The hidden costs of Trump’s unpredictable tariffs

The conventional assessments of the impact of tariffs on the importing country chiefly consider the negative effects on prices, production, and employment in affected markets for specific product tariffs. The aim is to compare these economic consequences with the alleged benefits of tariffs in safeguarding particular industries and workers.
What sets Trump’s tariffs apart is the nearly impossible task of predicting their economic implications due to the unknown tariff sizes, timings, and the countries to which they will apply. Trump has indicated that identical products might face different tariffs from various countries for diverse reasons, with the potential for tariff levels to change over time at his discretion. This ushers in the era of erratic tariffs.
While tariffs have been present since World War II, countries agreed in 1947 to negotiate tariff schedules with one another through consensus. These negotiations allowed countries such as the U.S. to bargain for higher tariffs on certain industries compared to lower ones pushed by other countries. This global trading system required ratification by all countries’ legislatures, establishing a framework based on non-discrimination.
One significant feature of this system was “tariff binding,” which ensured that all industries could carry out their trade strategies without the fear of arbitrary tariff increases that could obstruct market access. The system was designed to offer assurance to those involved in trade operations since international trade comes with substantial investments in production infrastructure, shipping, warehousing, foreign distribution, and certifications specific to foreign markets.
Trump’s ‘Tariff Man’ persona has introduced an erratic tariff policy that breeds unpredictability and chaos. Besides conventional tariff costs, his non-transparent tariff strategy raises expenses even without their implementation. An astounding number of U.S. import products from 200 trading partners encompass 13,000 products and 2.6 million tariff lines. Consequently, the principles of non-discrimination and tariff binding are sidelined, leaving foreign exporters perplexed about future tariffs and domestic industries unaware of potential retaliatory measures.

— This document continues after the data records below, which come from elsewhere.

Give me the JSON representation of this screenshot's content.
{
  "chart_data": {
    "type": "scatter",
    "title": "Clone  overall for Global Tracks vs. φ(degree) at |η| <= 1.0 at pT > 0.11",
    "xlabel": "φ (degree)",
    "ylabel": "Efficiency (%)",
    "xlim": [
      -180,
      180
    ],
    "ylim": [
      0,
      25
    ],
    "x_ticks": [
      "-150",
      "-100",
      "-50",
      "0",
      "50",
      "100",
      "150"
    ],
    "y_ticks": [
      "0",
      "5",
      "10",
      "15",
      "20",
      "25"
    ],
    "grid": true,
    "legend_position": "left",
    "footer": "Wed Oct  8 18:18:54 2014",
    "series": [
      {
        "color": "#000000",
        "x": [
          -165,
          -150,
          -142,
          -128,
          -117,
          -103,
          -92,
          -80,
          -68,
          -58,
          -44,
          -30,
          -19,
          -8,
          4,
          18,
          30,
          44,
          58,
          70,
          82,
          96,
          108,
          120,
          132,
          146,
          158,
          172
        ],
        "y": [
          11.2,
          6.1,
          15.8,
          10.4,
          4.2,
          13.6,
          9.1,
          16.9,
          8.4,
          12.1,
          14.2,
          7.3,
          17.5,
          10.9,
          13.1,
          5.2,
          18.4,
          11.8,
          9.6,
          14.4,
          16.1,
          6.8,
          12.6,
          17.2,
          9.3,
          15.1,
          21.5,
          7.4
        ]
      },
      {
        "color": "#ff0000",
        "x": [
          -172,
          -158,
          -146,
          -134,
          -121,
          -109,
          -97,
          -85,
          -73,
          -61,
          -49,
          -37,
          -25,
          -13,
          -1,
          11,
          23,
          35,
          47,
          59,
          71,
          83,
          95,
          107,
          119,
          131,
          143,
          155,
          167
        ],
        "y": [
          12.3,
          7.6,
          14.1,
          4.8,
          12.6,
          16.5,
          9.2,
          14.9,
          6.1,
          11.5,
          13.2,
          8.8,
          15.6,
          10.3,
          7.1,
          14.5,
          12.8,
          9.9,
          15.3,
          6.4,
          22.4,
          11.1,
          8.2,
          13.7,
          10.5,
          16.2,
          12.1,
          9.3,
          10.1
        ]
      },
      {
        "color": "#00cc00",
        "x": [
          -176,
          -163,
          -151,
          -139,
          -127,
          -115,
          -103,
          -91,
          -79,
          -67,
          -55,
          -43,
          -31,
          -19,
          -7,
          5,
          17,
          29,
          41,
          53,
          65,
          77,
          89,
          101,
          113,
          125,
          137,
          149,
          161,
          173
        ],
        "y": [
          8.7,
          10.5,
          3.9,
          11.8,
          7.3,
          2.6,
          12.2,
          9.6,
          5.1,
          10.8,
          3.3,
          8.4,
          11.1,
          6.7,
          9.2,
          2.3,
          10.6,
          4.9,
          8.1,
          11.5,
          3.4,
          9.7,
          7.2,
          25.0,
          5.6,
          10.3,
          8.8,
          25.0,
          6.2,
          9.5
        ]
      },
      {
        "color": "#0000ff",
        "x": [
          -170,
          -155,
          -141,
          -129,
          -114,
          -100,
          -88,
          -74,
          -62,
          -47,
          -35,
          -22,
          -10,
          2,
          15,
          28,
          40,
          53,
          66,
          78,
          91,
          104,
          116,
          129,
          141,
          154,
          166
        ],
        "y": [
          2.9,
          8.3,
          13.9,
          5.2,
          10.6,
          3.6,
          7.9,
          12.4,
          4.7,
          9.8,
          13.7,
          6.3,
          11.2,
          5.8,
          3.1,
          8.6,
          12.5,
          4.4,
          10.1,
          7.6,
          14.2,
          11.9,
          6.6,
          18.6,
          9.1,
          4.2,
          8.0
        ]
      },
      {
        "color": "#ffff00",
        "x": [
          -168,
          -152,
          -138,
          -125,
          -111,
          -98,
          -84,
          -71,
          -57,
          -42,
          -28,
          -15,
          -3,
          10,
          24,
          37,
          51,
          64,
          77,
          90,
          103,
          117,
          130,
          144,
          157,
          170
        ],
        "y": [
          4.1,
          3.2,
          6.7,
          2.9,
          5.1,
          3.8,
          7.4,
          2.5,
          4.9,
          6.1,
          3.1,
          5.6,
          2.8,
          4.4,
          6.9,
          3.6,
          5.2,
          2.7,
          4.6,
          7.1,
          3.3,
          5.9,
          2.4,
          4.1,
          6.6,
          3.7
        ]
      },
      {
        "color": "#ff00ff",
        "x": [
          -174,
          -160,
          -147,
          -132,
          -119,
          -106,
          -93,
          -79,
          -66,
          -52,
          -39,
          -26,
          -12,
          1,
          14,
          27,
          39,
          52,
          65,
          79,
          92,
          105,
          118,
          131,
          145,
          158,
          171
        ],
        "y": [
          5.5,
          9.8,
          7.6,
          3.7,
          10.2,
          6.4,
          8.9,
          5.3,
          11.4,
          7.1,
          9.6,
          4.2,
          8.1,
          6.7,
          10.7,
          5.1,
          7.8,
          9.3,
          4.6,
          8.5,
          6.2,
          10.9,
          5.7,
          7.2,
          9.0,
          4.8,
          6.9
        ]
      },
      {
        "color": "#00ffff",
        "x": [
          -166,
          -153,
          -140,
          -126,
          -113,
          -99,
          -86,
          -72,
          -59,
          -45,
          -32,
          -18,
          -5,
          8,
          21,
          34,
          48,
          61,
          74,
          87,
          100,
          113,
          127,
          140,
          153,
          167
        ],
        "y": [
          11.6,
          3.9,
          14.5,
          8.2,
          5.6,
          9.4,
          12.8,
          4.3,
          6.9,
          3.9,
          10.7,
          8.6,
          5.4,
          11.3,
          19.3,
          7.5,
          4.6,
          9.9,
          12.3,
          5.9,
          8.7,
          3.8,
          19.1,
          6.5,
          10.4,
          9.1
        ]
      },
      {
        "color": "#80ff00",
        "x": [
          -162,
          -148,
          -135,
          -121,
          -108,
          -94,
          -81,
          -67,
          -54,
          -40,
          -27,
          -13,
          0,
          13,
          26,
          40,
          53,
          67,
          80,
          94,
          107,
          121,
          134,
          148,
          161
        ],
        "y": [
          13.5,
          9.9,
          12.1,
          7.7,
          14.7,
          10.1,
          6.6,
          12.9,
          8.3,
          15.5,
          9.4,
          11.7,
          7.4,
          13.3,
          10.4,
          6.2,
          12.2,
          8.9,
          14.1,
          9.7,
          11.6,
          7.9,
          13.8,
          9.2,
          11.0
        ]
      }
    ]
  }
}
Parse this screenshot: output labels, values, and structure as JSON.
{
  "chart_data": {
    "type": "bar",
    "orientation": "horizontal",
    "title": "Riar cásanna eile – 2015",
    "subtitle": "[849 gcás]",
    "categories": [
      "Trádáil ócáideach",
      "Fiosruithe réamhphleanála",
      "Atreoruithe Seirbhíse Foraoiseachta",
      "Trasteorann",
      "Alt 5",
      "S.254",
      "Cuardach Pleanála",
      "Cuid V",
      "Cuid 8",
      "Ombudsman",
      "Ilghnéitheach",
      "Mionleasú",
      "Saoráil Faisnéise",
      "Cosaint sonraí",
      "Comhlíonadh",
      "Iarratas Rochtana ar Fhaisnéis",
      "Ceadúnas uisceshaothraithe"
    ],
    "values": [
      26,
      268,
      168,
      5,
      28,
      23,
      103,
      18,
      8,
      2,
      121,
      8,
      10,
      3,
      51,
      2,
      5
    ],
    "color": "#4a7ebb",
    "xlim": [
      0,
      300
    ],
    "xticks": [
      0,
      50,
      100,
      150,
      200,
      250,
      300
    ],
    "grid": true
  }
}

Moreover, Trump’s tendencies extend further as evidenced by the U.S.-Mexico-Canada trade agreement, which transitioned from zero reciprocal tariffs to imposing a 25 percent tariff on steel and aluminum, enforcing threats of further escalations. His reciprocal tariff scheme can be overridden at his whim, as he can impose tariffs based on various grievances that may have no correlation to trade.

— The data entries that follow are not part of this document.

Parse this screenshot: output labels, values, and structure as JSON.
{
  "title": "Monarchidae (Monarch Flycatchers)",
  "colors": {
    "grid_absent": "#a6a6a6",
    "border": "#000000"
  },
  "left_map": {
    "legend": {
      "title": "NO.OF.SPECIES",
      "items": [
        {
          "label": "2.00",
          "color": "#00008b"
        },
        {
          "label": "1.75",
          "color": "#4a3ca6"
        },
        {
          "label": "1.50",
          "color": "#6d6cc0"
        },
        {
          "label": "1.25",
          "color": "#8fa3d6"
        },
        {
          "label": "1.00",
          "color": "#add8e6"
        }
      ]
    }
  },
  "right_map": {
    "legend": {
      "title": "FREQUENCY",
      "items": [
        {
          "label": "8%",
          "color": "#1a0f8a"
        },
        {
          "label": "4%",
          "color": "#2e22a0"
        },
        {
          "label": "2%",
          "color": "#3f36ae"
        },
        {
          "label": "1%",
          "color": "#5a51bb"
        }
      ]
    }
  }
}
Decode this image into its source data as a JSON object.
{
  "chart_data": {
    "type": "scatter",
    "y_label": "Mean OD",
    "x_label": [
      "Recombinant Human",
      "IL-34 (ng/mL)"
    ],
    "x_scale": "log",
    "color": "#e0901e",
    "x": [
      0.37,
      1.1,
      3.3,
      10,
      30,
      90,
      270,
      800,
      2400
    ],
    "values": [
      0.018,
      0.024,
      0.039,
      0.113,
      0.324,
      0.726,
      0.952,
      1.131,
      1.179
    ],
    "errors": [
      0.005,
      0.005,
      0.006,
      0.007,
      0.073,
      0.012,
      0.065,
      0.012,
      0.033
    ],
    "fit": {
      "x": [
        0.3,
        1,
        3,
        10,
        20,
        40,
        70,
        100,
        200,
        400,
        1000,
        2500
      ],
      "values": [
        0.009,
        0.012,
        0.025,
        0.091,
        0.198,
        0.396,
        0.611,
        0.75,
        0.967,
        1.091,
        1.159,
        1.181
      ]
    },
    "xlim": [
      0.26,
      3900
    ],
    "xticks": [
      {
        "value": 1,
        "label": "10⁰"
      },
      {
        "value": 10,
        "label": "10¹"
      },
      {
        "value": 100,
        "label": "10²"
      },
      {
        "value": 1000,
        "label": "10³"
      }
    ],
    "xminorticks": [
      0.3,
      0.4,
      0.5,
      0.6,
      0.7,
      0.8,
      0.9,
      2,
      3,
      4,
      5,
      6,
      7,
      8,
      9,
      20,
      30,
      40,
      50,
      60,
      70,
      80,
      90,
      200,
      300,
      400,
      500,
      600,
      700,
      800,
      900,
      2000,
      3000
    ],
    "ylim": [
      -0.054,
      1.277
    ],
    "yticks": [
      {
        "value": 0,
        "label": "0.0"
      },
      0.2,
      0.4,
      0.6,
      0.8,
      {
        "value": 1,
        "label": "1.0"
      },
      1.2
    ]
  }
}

Economists have examined the impact of trade policy uncertainty during Trump’s tenure, attributing a substantial decline in U.S. investment to tariff unpredictability. The cost of lost investment could surge significantly if new tariffs are extended to cover all imports from every country. Despite this uncertainty, Trump persists in his belief that foreigners bear the tariffs, describing them as “tax cuts” for Americans. This misconception, combined with unchecked policies by compliant Republicans, paves the way for Trump’s unfettered imposition of unilateral trade restrictions for the foreseeable future.